Known as “Guowang” or the national network, the constellation is expected to eventually consist of 13,000 satellites, according to documents submitted to ITU. It is unknown whether HITSat will be involved in the project.

CASC’s subsidiary CAST and Microsat of the Chinese Academy of Sciences are believed to have contracted to manufacture satellites for Guowang. Meanwhile, private firm GalaxySpace is expected to launch its first flat satellites with flexible solar cells in the second half of 2023. In recent years, the country has significantly expanded its capabilities in the production of small satellite satellites.

At the same time, China is looking for ways to increase its launch capabilities to put the Guowang satellites into orbit. Measures taken include adapting the Long March 5B to use a boost stage to launch multiple satellites, increasing production of the one-off Long March 8, and possibly taking advantage of the emerging commercial launch sector.

The Kuaizhou-1A used to launch Longjiang-3 consists of three solid-state stages and a liquid-fuel upper stage. It is capable of launching a 200-kilogram payload into a 700-kilometer sun-synchronous orbit (SSO).

Thursday’s launch was the 20th launch of Kuaizhou-1A. The mission experienced a delay of nearly 11 weeks after a launch attempt was canceled in late March.

State-run defense giant CASIC and Expace, which operates Kuaizhou solid-state rockets for commercial space projects, plans to launch the Kuaizhou-1A and larger Kuaizhou-11 rockets a total of seven times.
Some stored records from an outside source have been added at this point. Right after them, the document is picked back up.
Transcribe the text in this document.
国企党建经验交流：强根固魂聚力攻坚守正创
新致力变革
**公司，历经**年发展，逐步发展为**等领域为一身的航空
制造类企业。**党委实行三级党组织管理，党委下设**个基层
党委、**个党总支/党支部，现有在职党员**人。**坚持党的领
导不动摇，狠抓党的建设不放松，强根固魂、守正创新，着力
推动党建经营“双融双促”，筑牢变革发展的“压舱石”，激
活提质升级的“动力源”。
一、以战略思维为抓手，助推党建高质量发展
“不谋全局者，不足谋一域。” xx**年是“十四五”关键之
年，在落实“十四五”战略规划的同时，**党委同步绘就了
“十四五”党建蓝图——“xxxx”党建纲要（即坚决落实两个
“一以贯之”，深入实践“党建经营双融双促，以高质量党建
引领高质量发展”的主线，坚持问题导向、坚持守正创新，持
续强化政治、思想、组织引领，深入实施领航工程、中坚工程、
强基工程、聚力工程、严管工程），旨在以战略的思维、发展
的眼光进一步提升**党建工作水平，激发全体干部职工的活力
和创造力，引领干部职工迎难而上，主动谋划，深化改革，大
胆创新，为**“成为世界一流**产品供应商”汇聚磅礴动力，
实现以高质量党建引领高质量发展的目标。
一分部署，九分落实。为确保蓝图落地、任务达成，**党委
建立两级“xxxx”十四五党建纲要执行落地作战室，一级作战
Both cars made a successful comeback after setbacks last year.

Commercial space companies Galactic Energy and iSpace also launched solid-state rockets in the same class this year, but more are planned. In total, China’s commercial players could make more than 20 launches this year. Previously, HIT developed the Longjiang-1 and 2 small satellites, helping to launch the Queqiao lunar relay satellite to support the Chang’e-4 moon landing mission. The moon’s name, Longjiang, derives from the Heilongjiang (“Black Dragon River”), also known as the Amur River, which flows through the Chinese province of the same name with Harbin as its capital.